What Will Make You Want to be In a Relationship?

Getting into a relationship these days is complex and stressful. There are rules and there aren’t and there are these different levels and stages. I’m not the type who is always in a relationship. Aside from the fact that I am comfortable being single, I’m also more into finding that one great love. I’m a damn romantic, okay? I just don’t want to waste time with people who won’t even be half as great as my greatest love.

I don’t have a lot of experience in relationships being that my last and only one was back when I was 14, but I have taken a lot from that experience. It was the teenage kind of love, too frail and inadequate to have kept up with my goals and other priorities in life. After that, I just became very picky and I always do risk analysis every time I meet a guy who has boyfriend potential. After six years, what am I even looking for?

1. A person who will sweep me off my feet. I believe that the guy who will make me consider being in a relationship has to have the X factor. Someone who can make me laugh, make me appreciate the world more, and push me to be my best. Someone who appreciates beauty and is energized by adventure and surprise. Someone who has passion and little joys in life that he could share with me. Just someone who isn’t afraid to show his true self and express his feelings, and who will accept my true self and respect my feelings as well.

2. An irresistible and growing attraction. You know, that feeling of just looking into the person’s eyes and instantly getting a spark. That feeling of sharing the room with the person and it’s as if the world around both of you is collapsing. That feeling of desire and attraction so strong it must be mutual. I also want to be able to see this person and tell myself, “He can’t possibly just be a friend.” I want that intensity.

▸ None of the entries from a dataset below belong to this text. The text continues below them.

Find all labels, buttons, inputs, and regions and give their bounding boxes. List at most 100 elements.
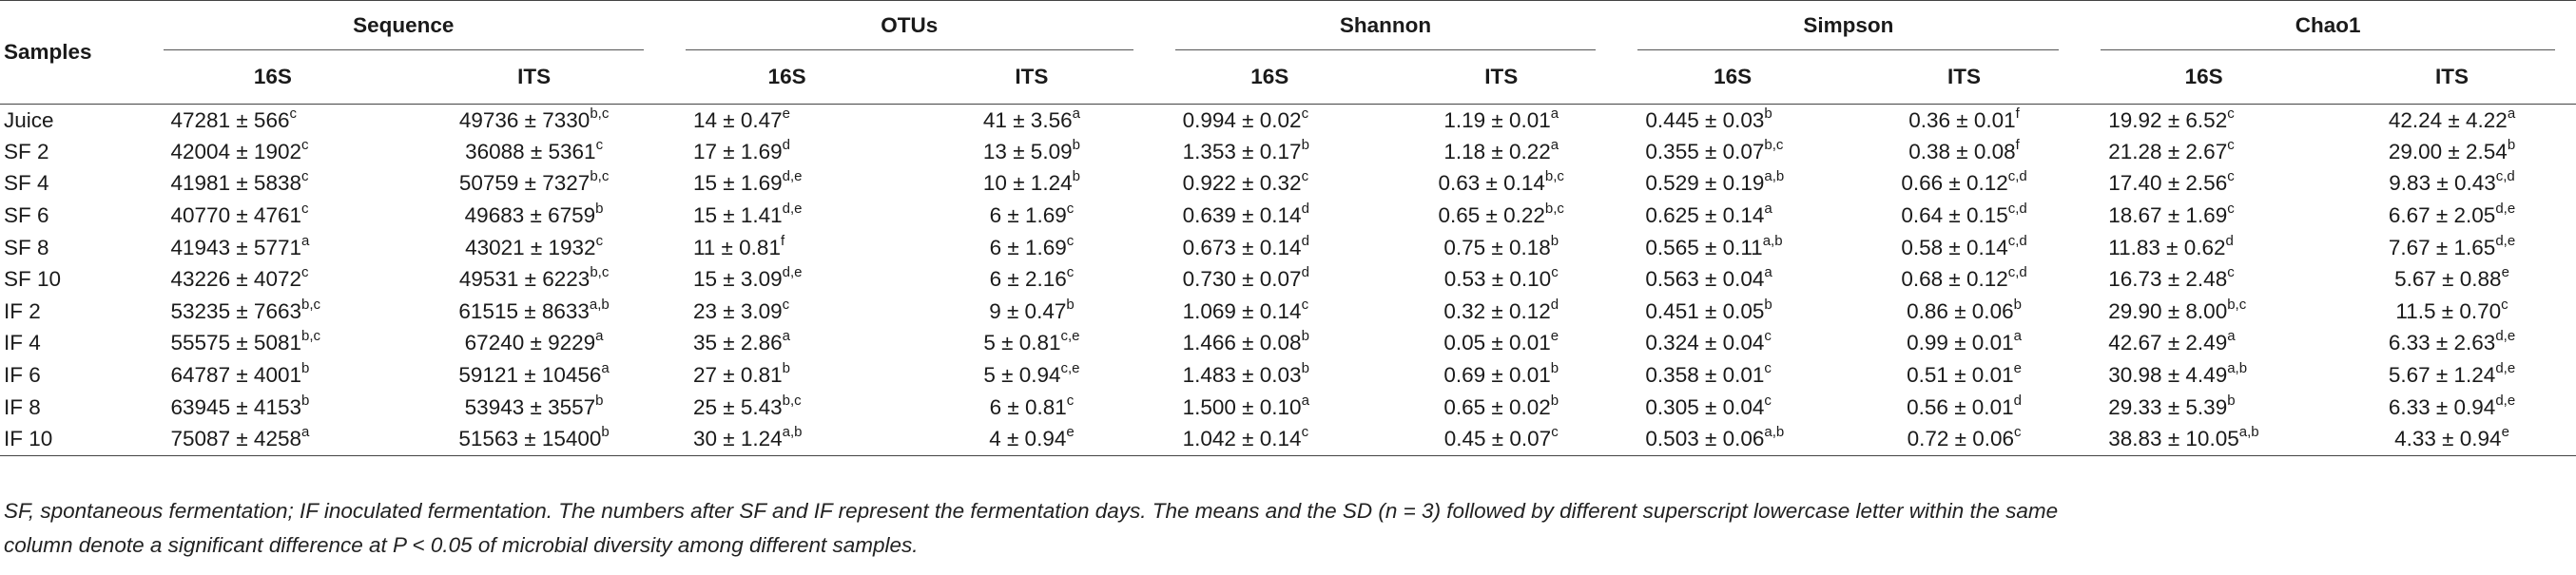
cell-value: 0.65 ± 0.02 (1443, 394, 1551, 419)
cell-superscript: d,e (2495, 392, 2516, 409)
header-samples: Samples (4, 40, 92, 64)
header-group-otus: OTUs (665, 1, 1154, 50)
table-cell: 50759 ± 7327b,c (403, 168, 665, 201)
cell-value: 1.069 ± 0.14 (1182, 298, 1302, 323)
cell-value: 29.33 ± 5.39 (2108, 394, 2228, 419)
table-cell: 0.38 ± 0.08f (1849, 136, 2080, 168)
cell-value: 49531 ± 6223 (458, 267, 591, 292)
cell-value: 55575 ± 5081 (170, 331, 301, 355)
table-cell: 0.565 ± 0.11a,b (1617, 232, 1848, 264)
cell-value: 0.69 ± 0.01 (1443, 363, 1551, 388)
table-cell: 35 ± 2.86a (665, 328, 909, 360)
cell-superscript: b (595, 392, 604, 409)
cell-superscript: a (1550, 136, 1559, 153)
table-row: IF 2 53235 ± 7663b,c 61515 ± 8633a,b 23 ± 3… (0, 296, 2576, 328)
table-cell: 23 ± 3.09c (665, 296, 909, 328)
row-label: SF 4 (4, 171, 49, 196)
table-cell: 0.922 ± 0.32c (1154, 168, 1385, 201)
cell-value: 64787 ± 4001 (170, 363, 301, 388)
cell-value: 38.83 ± 10.05 (2108, 426, 2239, 450)
row-label: SF 10 (4, 267, 62, 292)
cell-superscript: c (595, 136, 604, 153)
cell-superscript: d (2225, 232, 2234, 249)
table-cell: 40770 ± 4761c (143, 200, 404, 232)
cell-value: 43021 ± 1932 (465, 235, 596, 259)
cell-superscript: b,c (301, 328, 321, 345)
cell-value: 0.56 ± 0.01 (1907, 394, 2014, 419)
cell-superscript: c (1301, 296, 1309, 313)
cell-superscript: c (2227, 201, 2235, 218)
cell-superscript: b,c (2227, 296, 2247, 313)
cell-superscript: c (1764, 360, 1772, 377)
cell-value: 15 ± 3.09 (692, 267, 783, 292)
cell-superscript: a,b (1762, 232, 1783, 249)
table-cell: 1.500 ± 0.10a (1154, 392, 1385, 424)
table-cell: 0.358 ± 0.01c (1617, 359, 1848, 392)
cell-superscript: d,e (782, 168, 803, 185)
cell-value: 6.33 ± 2.63 (2388, 331, 2496, 355)
cell-superscript: b (1066, 296, 1075, 313)
cell-value: 15 ± 1.69 (692, 171, 783, 196)
cell-superscript: a (301, 232, 310, 249)
cell-superscript: c (1301, 423, 1309, 440)
diversity-table: Samples Sequence OTUs Shannon Simpson Ch… (0, 0, 2576, 456)
cell-value: 0.75 ± 0.18 (1443, 235, 1551, 259)
table-cell: 5.67 ± 1.24d,e (2328, 359, 2576, 392)
cell-value: 40770 ± 4761 (170, 203, 301, 228)
cell-superscript: b (301, 392, 310, 409)
row-label: SF 2 (4, 139, 49, 163)
cell-value: 27 ± 0.81 (692, 363, 783, 388)
cell-superscript: c (1551, 264, 1559, 281)
table-cell: 14 ± 0.47e (665, 105, 909, 137)
cell-value: 0.58 ± 0.14 (1901, 235, 2008, 259)
table-cell: 0.75 ± 0.18b (1385, 232, 1617, 264)
cell-value: 0.66 ± 0.12 (1901, 171, 2008, 196)
table-cell: 0.639 ± 0.14d (1154, 200, 1385, 232)
cell-value: 29.00 ± 2.54 (2388, 139, 2508, 163)
cell-superscript: c (1301, 168, 1309, 185)
cell-superscript: a (1550, 105, 1559, 122)
cell-superscript: b (1301, 328, 1309, 345)
cell-superscript: d,e (2495, 201, 2516, 218)
table-cell: 0.66 ± 0.12c,d (1849, 168, 2080, 201)
cell-superscript: b,c (301, 296, 321, 313)
cell-value: 9.83 ± 0.43 (2389, 171, 2496, 196)
table-cell: 16.73 ± 2.48c (2080, 263, 2328, 296)
cell-value: 14 ± 0.47 (692, 107, 783, 132)
table-row: SF 6 40770 ± 4761c 49683 ± 6759b 15 ± 1.41d… (0, 200, 2576, 232)
cell-superscript: a (2507, 105, 2516, 122)
table-cell: 41981 ± 5838c (143, 168, 404, 201)
cell-value: 0.36 ± 0.01 (1908, 107, 2016, 132)
cell-superscript: c (1551, 423, 1559, 440)
table-cell: 1.483 ± 0.03b (1154, 359, 1385, 392)
row-label: SF 6 (4, 203, 49, 228)
cell-value: 0.38 ± 0.08 (1908, 139, 2016, 163)
table-cell: 67240 ± 9229a (403, 328, 665, 360)
table-cell: 47281 ± 566c (143, 105, 404, 137)
table-cell: 0.86 ± 0.06b (1849, 296, 2080, 328)
cell-superscript: e (1550, 328, 1559, 345)
cell-superscript: d,e (782, 264, 803, 281)
table-cell: 6.33 ± 2.63d,e (2328, 328, 2576, 360)
cell-value: 10 ± 1.24 (982, 171, 1073, 196)
table-cell: 0.68 ± 0.12c,d (1849, 263, 2080, 296)
cell-value: 19.92 ± 6.52 (2108, 107, 2228, 132)
cell-value: 53235 ± 7663 (170, 298, 301, 323)
cell-superscript: c (1764, 328, 1772, 345)
table-cell: 0.324 ± 0.04c (1617, 328, 1848, 360)
cell-superscript: b (1550, 392, 1559, 409)
table-cell: 53943 ± 3557b (403, 392, 665, 424)
cell-value: 0.324 ± 0.04 (1645, 331, 1765, 355)
header-group-chao1: Chao1 (2080, 1, 2576, 50)
row-label: IF 4 (4, 331, 41, 355)
table-cell: 41943 ± 5771a (143, 232, 404, 264)
cell-value: 5.67 ± 1.24 (2388, 363, 2496, 388)
cell-superscript: d,e (2495, 328, 2516, 345)
cell-value: 47281 ± 566 (170, 107, 290, 132)
cell-value: 6 ± 1.69 (989, 203, 1067, 228)
cell-superscript: a (2013, 328, 2022, 345)
cell-value: 4.33 ± 0.94 (2394, 426, 2502, 450)
cell-value: 9 ± 0.47 (989, 298, 1067, 323)
cell-superscript: b (595, 201, 604, 218)
table-cell: 13 ± 5.09b (909, 136, 1153, 168)
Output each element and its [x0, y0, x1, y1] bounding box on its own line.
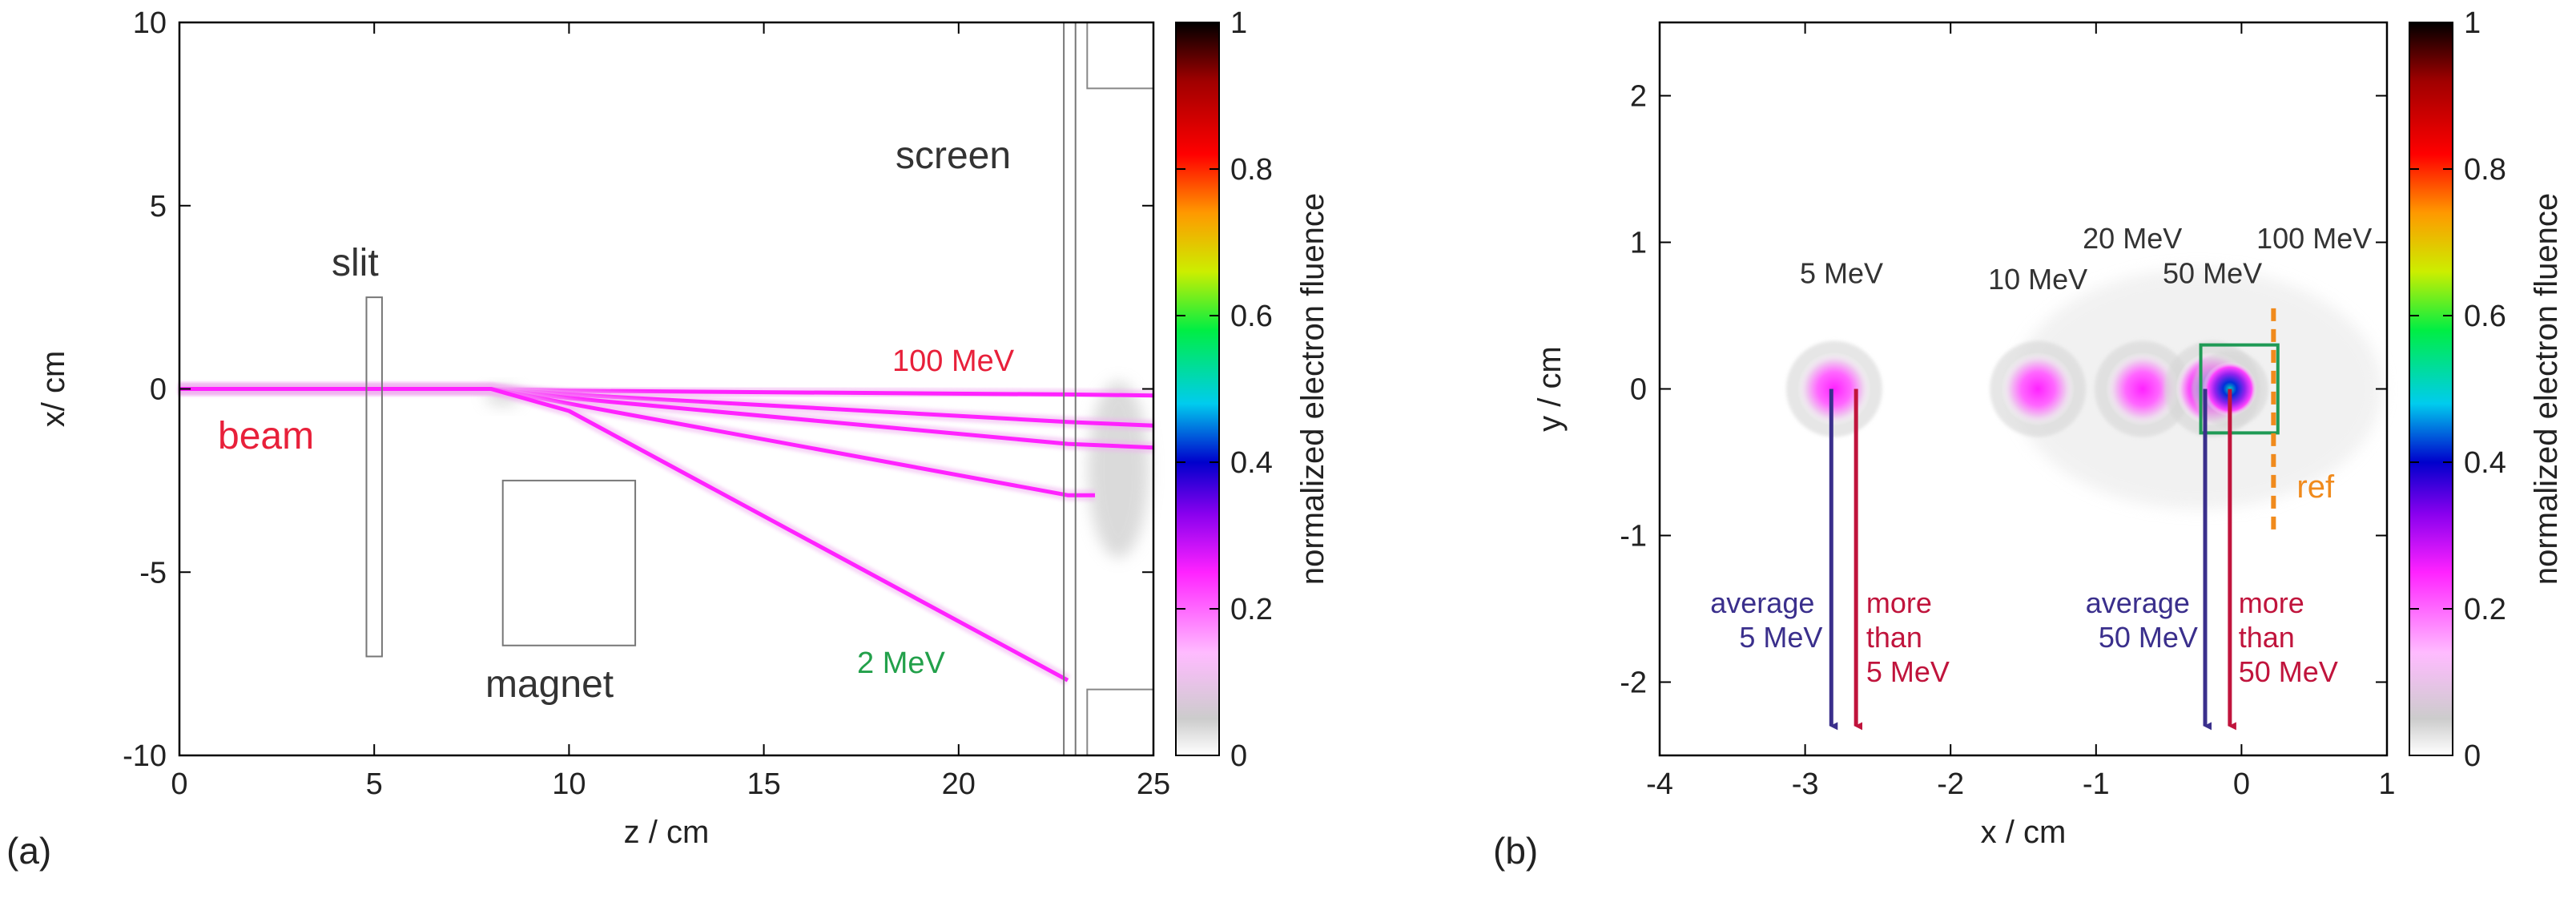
x-tick-label-a: 10 [552, 767, 586, 801]
panel-label-b: (b) [1493, 830, 1538, 872]
colorbar-tick-label: 0 [1230, 739, 1247, 773]
colorbar-tick-label: 0.6 [1230, 300, 1273, 333]
screen-label: screen [896, 135, 1011, 177]
more-than-5mev-label: more than 5 MeV [1866, 586, 1950, 688]
x-tick-label-a: 0 [171, 767, 187, 801]
slit-label: slit [332, 242, 379, 284]
x-tick-label-b: -4 [1646, 767, 1673, 801]
average-5mev-label: average 5 MeV [1710, 586, 1822, 654]
overlays [1829, 308, 2280, 731]
average-5mev-line1: average [1710, 586, 1814, 619]
roi-box [2199, 343, 2280, 435]
x-tick-label-a: 5 [366, 767, 383, 801]
fluence-spots [1785, 268, 2382, 509]
colorbar-tick-label: 0.4 [2464, 446, 2506, 480]
y-tick-label-a: -5 [139, 556, 167, 590]
colorbar-gradient [1175, 22, 1220, 756]
energy-label: 50 MeV [2163, 257, 2262, 290]
y-tick-label-b: -1 [1620, 520, 1647, 554]
more-5mev-line3: 5 MeV [1866, 655, 1950, 688]
colorbar-tick-label: 0.6 [2464, 300, 2506, 333]
colorbar-label-b: normalized electron fluence [2529, 193, 2564, 585]
corner-box [1086, 22, 1155, 90]
y-tick-label-b: 1 [1630, 227, 1647, 260]
screen-scatter-halo [1088, 381, 1149, 558]
x-tick-label-b: -3 [1792, 767, 1819, 801]
x-tick-label-a: 20 [942, 767, 976, 801]
y-tick-label-b: 0 [1630, 373, 1647, 407]
spot-20mev [2105, 352, 2180, 426]
energy-label: 5 MeV [1800, 257, 1883, 290]
y-tick-label-a: 10 [133, 6, 167, 40]
colorbar-tick-label: 1 [1230, 6, 1247, 40]
energy-label: 20 MeV [2083, 222, 2182, 255]
energy-label: 10 MeV [1988, 263, 2087, 296]
energy-label-2mev: 2 MeV [857, 646, 945, 680]
magnet-rect [501, 479, 637, 646]
y-tick-label-b: 2 [1630, 80, 1647, 114]
y-axis-label-b: y / cm [1532, 346, 1568, 432]
beam-label: beam [218, 415, 314, 457]
y-tick-label-b: -2 [1620, 666, 1647, 700]
axis-ticks-a: 0 5 10 15 20 25 -10 -5 0 5 10 [123, 6, 1170, 801]
more-50mev-line2: than [2239, 621, 2295, 654]
colorbar-tick-label: 0.2 [2464, 593, 2506, 626]
x-tick-label-b: -2 [1937, 767, 1964, 801]
more-50mev-line1: more [2239, 586, 2304, 619]
colorbar-a: 0 0.2 0.4 0.6 0.8 1 [1175, 6, 1273, 773]
corner-box [1086, 688, 1155, 757]
colorbar-label-a: normalized electron fluence [1295, 193, 1330, 585]
magnet-label: magnet [485, 663, 614, 706]
colorbar-tick-label: 0.4 [1230, 446, 1273, 480]
energy-label: 100 MeV [2256, 222, 2372, 255]
average-50mev-line1: average [2086, 586, 2190, 619]
more-50mev-line3: 50 MeV [2239, 655, 2338, 688]
x-tick-label-a: 25 [1137, 767, 1170, 801]
y-axis-label-a: x/ cm [36, 351, 71, 428]
colorbar-b: 0 0.2 0.4 0.6 0.8 1 [2409, 6, 2506, 773]
average-50mev-label: average 50 MeV [2086, 586, 2198, 654]
ref-label: ref [2296, 469, 2335, 505]
more-5mev-line1: more [1866, 586, 1932, 619]
spot-10mev [2001, 352, 2075, 426]
panel-label-a: (a) [6, 830, 51, 872]
energy-label-100mev: 100 MeV [892, 344, 1015, 378]
colorbar-tick-label: 0 [2464, 739, 2481, 773]
x-tick-label-a: 15 [747, 767, 780, 801]
more-5mev-line2: than [1866, 621, 1922, 654]
y-tick-label-a: 5 [150, 190, 167, 223]
spot-5mev [1797, 352, 1871, 426]
colorbar-tick-label: 0.8 [2464, 153, 2506, 187]
x-tick-label-b: 1 [2378, 767, 2395, 801]
colorbar-gradient [2409, 22, 2453, 756]
x-tick-label-b: -1 [2083, 767, 2110, 801]
axis-ticks-b: -4 -3 -2 -1 0 1 -2 -1 0 1 2 [1620, 22, 2396, 801]
slit-rect [365, 296, 383, 658]
y-tick-label-a: -10 [123, 739, 167, 773]
y-tick-label-a: 0 [150, 373, 167, 407]
average-5mev-line2: 5 MeV [1739, 621, 1822, 654]
more-than-50mev-label: more than 50 MeV [2239, 586, 2338, 688]
x-axis-label-b: x / cm [1981, 815, 2067, 850]
x-axis-label-a: z / cm [624, 815, 710, 850]
colorbar-tick-label: 0.8 [1230, 153, 1273, 187]
average-50mev-line2: 50 MeV [2099, 621, 2198, 654]
colorbar-tick-label: 1 [2464, 6, 2481, 40]
trajectory-group [179, 383, 1154, 686]
colorbar-tick-label: 0.2 [1230, 593, 1273, 626]
x-tick-label-b: 0 [2233, 767, 2250, 801]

3. That special moment which will make me say, “I can drop everything for this person“. I’m a go big or go home kind of girl. If I go for a guy, he can bet on it that I’d play all my cards for him without holding anything back. I do believe in fate, and if a person who would make me question my priorities comes in my life then I will follow my heart unconditionally. Once I realize that that moment has arrived, know that I’ll be fighting for him and for us at all odds. It’s irrational and stupid, but that’s how it goes for me. Love and lose everything or have nothing at all.

At present, I do feel more prepared for a relationship, albeit still not fully. The greatest revelation is I definitely know what I want now. I’m just waiting for the right person and the perfect timing for me to jump in a relationship. Hopefully, the next one is the great and last.